Overall, ARBs seem to have beneficial effects on sexual function and, if possible, should be used in the treatment of patients complaining of sexual side effects from other cardiovascular agents, or in men with pre-existent ED.

These agents increase dilatation and lower blood pressure by reducing calcium entry into the smooth muscle of the blood vessels [59]. Due to this mechanism of action, calcium antagonists are not expected to cause sexual dysfunction [7]. Indeed, in the TOMHS trial, amlodipine did not appear to affect sexual function [30], neither did nicardipine [60], nifedipine or diltiazem in other studies [61, 62]. In two early studies, gynaecomastia and problems with ejaculation occurred in patients who received calcium channel blocker therapy, probably related to hyperprolactinaemia [9, 63]; this was never investigated in later studies. In a double-blind comparative study in 451 patients of both sexes, patients were allocated either to treatment with the calcium channel blocker amlodipine or with the ACE inhibitor enalapril for 50 weeks after a 4-week placebo run-in. Sexual function was not different between the two groups [61]. Taken together, the available data suggest that calcium channel antagonists do not a detrimental effect on sexual function.

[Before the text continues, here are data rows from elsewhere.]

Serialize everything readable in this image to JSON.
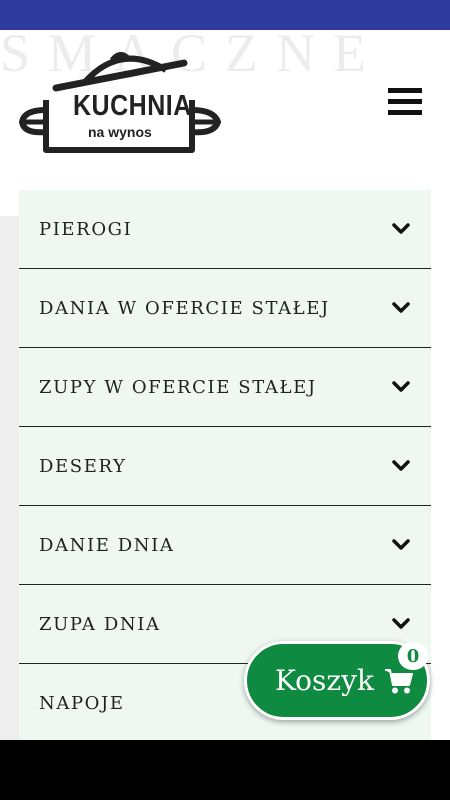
{
  "watermark": "SMACZNE",
  "logo": {
    "main_text": "KUCHNIA",
    "sub_text": "na wynos"
  },
  "menu": {
    "items": [
      {
        "label": "PIEROGI"
      },
      {
        "label": "DANIA W OFERCIE STAŁEJ"
      },
      {
        "label": "ZUPY W OFERCIE STAŁEJ"
      },
      {
        "label": "DESERY"
      },
      {
        "label": "DANIE DNIA"
      },
      {
        "label": "ZUPA DNIA"
      },
      {
        "label": "NAPOJE"
      }
    ]
  },
  "cart": {
    "label": "Koszyk",
    "count": "0"
  },
  "icons": {
    "menu": "hamburger-icon",
    "chevron": "chevron-down-icon",
    "cart": "shopping-cart-icon"
  },
  "colors": {
    "status_bar": "#2f3b9e",
    "menu_bg": "#eef8f1",
    "cart_green": "#0f8a41"
  }
}
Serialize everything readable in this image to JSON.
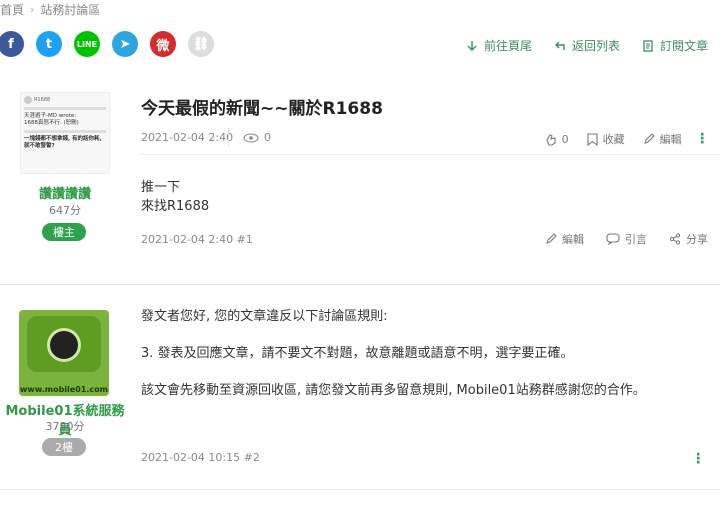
{
  "breadcrumb": {
    "home": "首頁",
    "separator": "›",
    "current": "站務討論區"
  },
  "share": {
    "line": "LINE",
    "facebook": "f",
    "twitter": "t",
    "telegram": "➤",
    "weibo": "微",
    "link": "⛓"
  },
  "actions": {
    "prev": "前往頁尾",
    "back": "返回列表",
    "subscribe": "訂閱文章"
  },
  "thread": {
    "title": "今天最假的新聞~~關於R1688"
  },
  "post1": {
    "author": "讚讚讚讚",
    "score": "647分",
    "badge": "樓主",
    "date": "2021-02-04 2:40",
    "views": "0",
    "likes": "0",
    "favorite": "收藏",
    "edit": "編輯",
    "body": [
      "推一下",
      "來找R1688"
    ],
    "footer": "2021-02-04 2:40 #1",
    "quote": "引言",
    "share": "分享",
    "avatar_text": {
      "name": "R1688",
      "quote": "天涯遊子-MD wrote:",
      "quote2": "1688真怒不行. (恕刪)",
      "body": "一塊錢都不想拿錢, 有的話你耗, 就不敢發誓?"
    }
  },
  "post2": {
    "author": "Mobile01系統服務員",
    "score": "3780分",
    "badge": "2樓",
    "avatar_url": "www.mobile01.com",
    "body": [
      "發文者您好, 您的文章違反以下討論區規則:",
      "3. 發表及回應文章，請不要文不對題，故意離題或語意不明，選字要正確。",
      "該文會先移動至資源回收區, 請您發文前再多留意規則, Mobile01站務群感謝您的合作。"
    ],
    "footer": "2021-02-04 10:15 #2"
  },
  "colors": {
    "accent": "#2e9a47"
  }
}
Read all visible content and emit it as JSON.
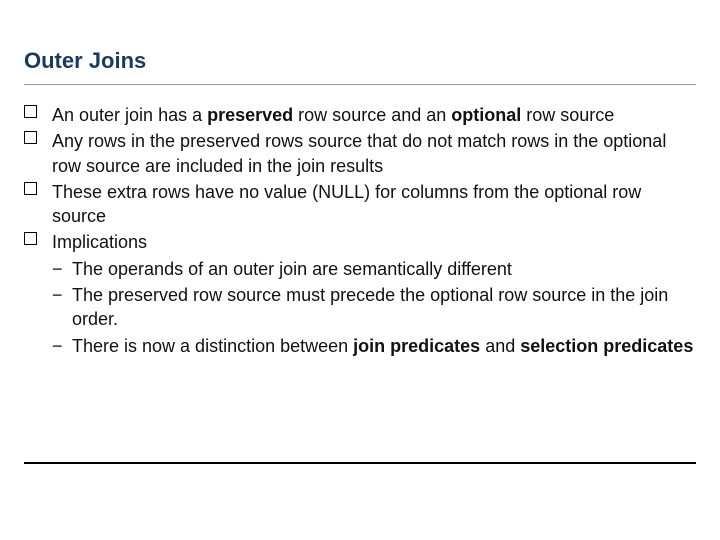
{
  "title": "Outer Joins",
  "bullets": [
    {
      "pre": "An outer join has a ",
      "b1": "preserved",
      "mid": " row source and an ",
      "b2": "optional",
      "post": " row source"
    },
    {
      "text": "Any rows in the preserved rows source that do not match rows in the optional row source are included in the join results"
    },
    {
      "text": "These extra rows have no value (NULL) for columns from the optional row source"
    },
    {
      "text": "Implications"
    }
  ],
  "subs": [
    {
      "text": "The operands of an outer join are semantically different"
    },
    {
      "text": "The preserved row source must precede the optional row source in the join order."
    },
    {
      "pre": "There is now a distinction between ",
      "b1": "join predicates",
      "mid": " and ",
      "b2": "selection predicates"
    }
  ],
  "sub_marker": "−"
}
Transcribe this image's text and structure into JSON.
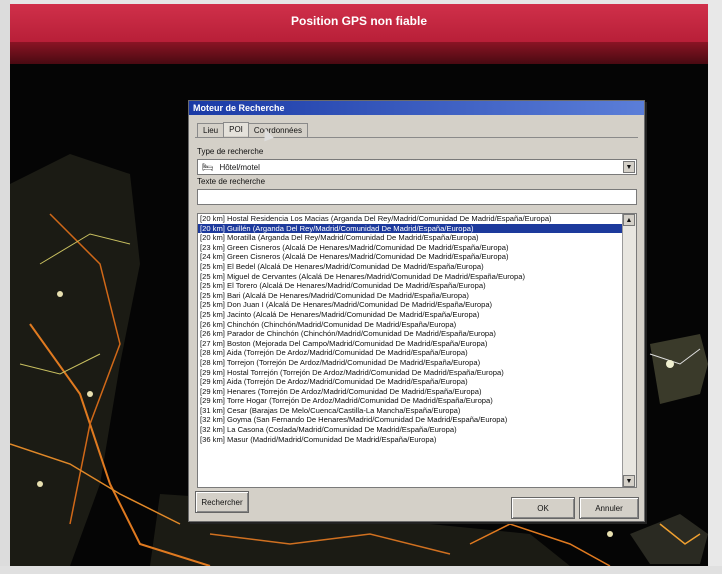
{
  "banner": {
    "message": "Position GPS non fiable"
  },
  "dialog": {
    "title": "Moteur de Recherche",
    "tabs": [
      {
        "label": "Lieu",
        "active": false
      },
      {
        "label": "POI",
        "active": true
      },
      {
        "label": "Coordonnées",
        "active": false
      }
    ],
    "search_type_label": "Type de recherche",
    "search_type_value": "Hôtel/motel",
    "search_text_label": "Texte de recherche",
    "search_text_value": "",
    "results": [
      "[20 km] Hostal Residencia Los Macias (Arganda Del Rey/Madrid/Comunidad De Madrid/España/Europa)",
      "[20 km] Guillén (Arganda Del Rey/Madrid/Comunidad De Madrid/España/Europa)",
      "[20 km] Moratilla (Arganda Del Rey/Madrid/Comunidad De Madrid/España/Europa)",
      "[23 km] Green Cisneros (Alcalá De Henares/Madrid/Comunidad De Madrid/España/Europa)",
      "[24 km] Green Cisneros (Alcalá De Henares/Madrid/Comunidad De Madrid/España/Europa)",
      "[25 km] El Bedel (Alcalá De Henares/Madrid/Comunidad De Madrid/España/Europa)",
      "[25 km] Miguel de Cervantes (Alcalá De Henares/Madrid/Comunidad De Madrid/España/Europa)",
      "[25 km] El Torero (Alcalá De Henares/Madrid/Comunidad De Madrid/España/Europa)",
      "[25 km] Bari (Alcalá De Henares/Madrid/Comunidad De Madrid/España/Europa)",
      "[25 km] Don Juan I (Alcalá De Henares/Madrid/Comunidad De Madrid/España/Europa)",
      "[25 km] Jacinto (Alcalá De Henares/Madrid/Comunidad De Madrid/España/Europa)",
      "[26 km] Chinchón (Chinchón/Madrid/Comunidad De Madrid/España/Europa)",
      "[26 km] Parador de Chinchón (Chinchón/Madrid/Comunidad De Madrid/España/Europa)",
      "[27 km] Boston (Mejorada Del Campo/Madrid/Comunidad De Madrid/España/Europa)",
      "[28 km] Aida (Torrejón De Ardoz/Madrid/Comunidad De Madrid/España/Europa)",
      "[28 km] Torrejon (Torrejón De Ardoz/Madrid/Comunidad De Madrid/España/Europa)",
      "[29 km] Hostal Torrejón (Torrejón De Ardoz/Madrid/Comunidad De Madrid/España/Europa)",
      "[29 km] Aida (Torrejón De Ardoz/Madrid/Comunidad De Madrid/España/Europa)",
      "[29 km] Henares (Torrejón De Ardoz/Madrid/Comunidad De Madrid/España/Europa)",
      "[29 km] Torre Hogar (Torrejón De Ardoz/Madrid/Comunidad De Madrid/España/Europa)",
      "[31 km] Cesar (Barajas De Melo/Cuenca/Castilla-La Mancha/España/Europa)",
      "[32 km] Goyma (San Fernando De Henares/Madrid/Comunidad De Madrid/España/Europa)",
      "[32 km] La Casona (Coslada/Madrid/Comunidad De Madrid/España/Europa)",
      "[36 km] Masur (Madrid/Madrid/Comunidad De Madrid/España/Europa)"
    ],
    "selected_index": 1,
    "buttons": {
      "search": "Rechercher",
      "ok": "OK",
      "cancel": "Annuler"
    }
  },
  "icons": {
    "hotel": "bed-icon",
    "dropdown": "chevron-down-icon",
    "scroll_up": "arrow-up-icon",
    "scroll_down": "arrow-down-icon"
  }
}
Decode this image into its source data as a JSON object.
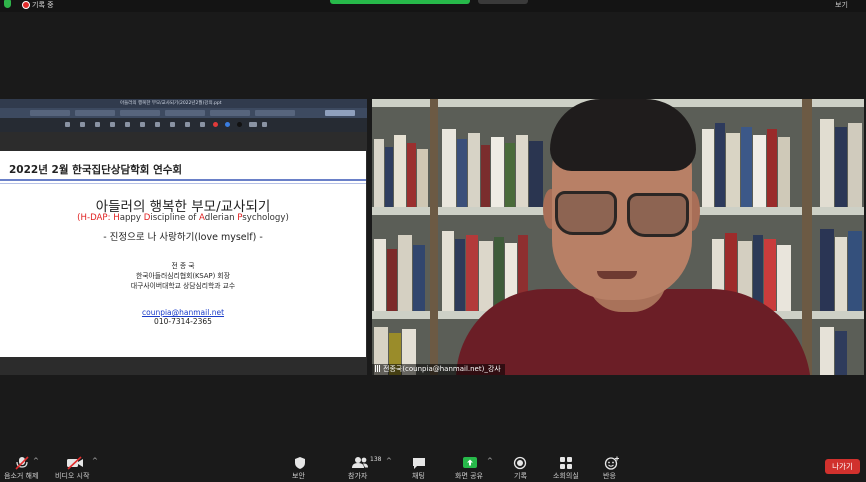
{
  "top_bar": {
    "recording_label": "기록 중",
    "view_label": "보기"
  },
  "shared_screen": {
    "window_title": "아들러의 행복한 부모/교사되기(2022년2월)강의.ppt",
    "slide": {
      "header": "2022년 2월 한국집단상담학회 연수회",
      "title": "아들러의 행복한 부모/교사되기",
      "subtitle_parts": [
        "(",
        "H-DAP",
        ": ",
        "H",
        "appy ",
        "D",
        "iscipline of ",
        "A",
        "dlerian ",
        "P",
        "sychology)"
      ],
      "line3": "- 진정으로 나 사랑하기(love myself) -",
      "author_name": "전 종 국",
      "author_role1": "한국아들러심리협회(KSAP) 회장",
      "author_role2": "대구사이버대학교 상담심리학과 교수",
      "email": "counpia@hanmail.net",
      "phone": "010-7314-2365"
    }
  },
  "video": {
    "participant_name": "전종국(counpia@hanmail.net)_강사"
  },
  "toolbar": {
    "mute_label": "음소거 해제",
    "video_label": "비디오 시작",
    "security_label": "보안",
    "participants_label": "참가자",
    "participants_count": "138",
    "chat_label": "채팅",
    "share_label": "화면 공유",
    "record_label": "기록",
    "breakout_label": "소회의실",
    "reactions_label": "반응",
    "leave_label": "나가기"
  },
  "colors": {
    "share_green": "#27b94a",
    "leave_red": "#d1312d",
    "mute_red": "#e02c2c"
  }
}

Cholesterol is the biochemical precursor for testosterone. An experimental study and an RCT showed reduced testosterone in men using a statin although the average effect is modest [64, 65]. Studies in small samples or with lower statin doses did not show significant changes in average testosterone levels [66]. An in vitro study demonstrated statin effects on human testicular testosterone synthesis [67] and in animals effects on the morphology and function of Leydig cells have been seen after statin administration [68]. In a prospective observational study among 93 men it was suggested that ED following statin therapy is more likely in patients with severe endothelial dysfunction due to established cardiovascular risk factors, including age, smoking and diabetes [69]. On the other hand, statins have been reported to improve erectile function when the cohorts had no other cardiovascular risk factors accept for untreated ED [70‐72]. Furthermore, statins seem to increase the beneficial effects of sildenafil through endothelial function benefits [73‐76]. These endothelial function benefits may rely on the antioxidant effects of statins [77, 78], which clearly predominate over the pro-oxidant effects [79]. On the whole, evidence shows that statins can have a beneficial effect on erectile function because the beneficial effects seem to be more powerful than the negative effects on the testosterone level [80].